Busana Walian Wangko panjang tanpa kerah dan kancing, berwarna putih dan
ungu dengan hiasan bunga terompet, kain sarong batik warna gelap dan topi
mahkota (kronci), selempang warna kuning dan merah, selop, kalung leher dan
sanggul (Sinta Debora Dkk, magazine: 2013:14)
3. Rumah Walewangko
Rumah adat khas Suku Minahasa disebut dengan Walewangko. Rumah adat
ini berdiri di atas tiang dan balok-balok yang mendukung lantai, dua di antaranya
tidak boleh disambung. Kolong Rumah Pewaris digunakan untuk menyimpan
hasil bumi (godong). Pintu rumah terletak di depan, tetapi tangga naik terdapat di
kiri dan kanan serta bagian tengah belakang rumah. Ruang paling depan, disebut
lesar, tak berdinding, tempat kepala suku atau kepala adat memberikan maklumat
kepada rakyat. Ruang tengah, disebut pores, tempat untuk menerima tamu yang
masih ada ikatan keluarga serta tempat menerima tamu wanita. Di ruang tengah
ini terdapat kamar-kamar tidur. Ruang makan keluarga serta tempat kegiatan
sehari hari wanita berada di bagian belakang, bersambung dengan dapur. Rumah
Pewaris memiliki dua buah tangga. Letaknya di sisi kiri dan kanan bagian depan
rumah. Dua buah tangga tersebut dimaksudkan untuk mengusir roh jahat. Jika roh
jahat yang naik dari salah satu tangga, maka ia akan kembali turun di tangga
sebelahnya.
Kelebihan dari rumah panggung Suku Minahasa adalah sudah terbukti tahan
gempa dan gampang sekali untuk bongkar pasangnya sehingga kalau
dipindahpindah sangat praktis. Ciri khas dari rumah adat Suku Minahasa juga
adalah warna kayunya dibiarkan secara alami dan tidak dicat disentuh cat baik
luar maupun dalam, jadi secara ekologi sangat ramah lingkungan (Sinta
Debora Dkk: 2013:21)
BAB III
PENUTUP
3.1 kesimpulan
Indonesia merupakan negara yang memiliki keanekaragaman suku yang
sangatlah banyak maka dari itu Indonesia disebut sebagai dengan negara kebudayaan.

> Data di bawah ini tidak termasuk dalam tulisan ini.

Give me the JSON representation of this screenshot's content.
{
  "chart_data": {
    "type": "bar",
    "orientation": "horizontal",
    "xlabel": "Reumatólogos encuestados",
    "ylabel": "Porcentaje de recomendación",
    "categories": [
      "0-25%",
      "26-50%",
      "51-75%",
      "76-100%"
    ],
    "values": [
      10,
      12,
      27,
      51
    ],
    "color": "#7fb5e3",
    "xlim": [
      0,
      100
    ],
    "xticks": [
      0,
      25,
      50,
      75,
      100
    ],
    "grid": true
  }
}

Kebudayaan merupakan salah satu warisan busaya dari pada nenek moyang yang
sampai sekarang masih dilestarikan oleh masyarakat.
Minahasa merupakan salah satu suku yang mengutamakan persatuan, ini
tercermin dari pengertian awal nama “minahasa” bukanlah nama etnis melainkan
“persatuan’’ dari sejumlah suku/sub-etnis tersebut dan juga mapalus(tolong-
menolong) yang ada pada suku minahasa.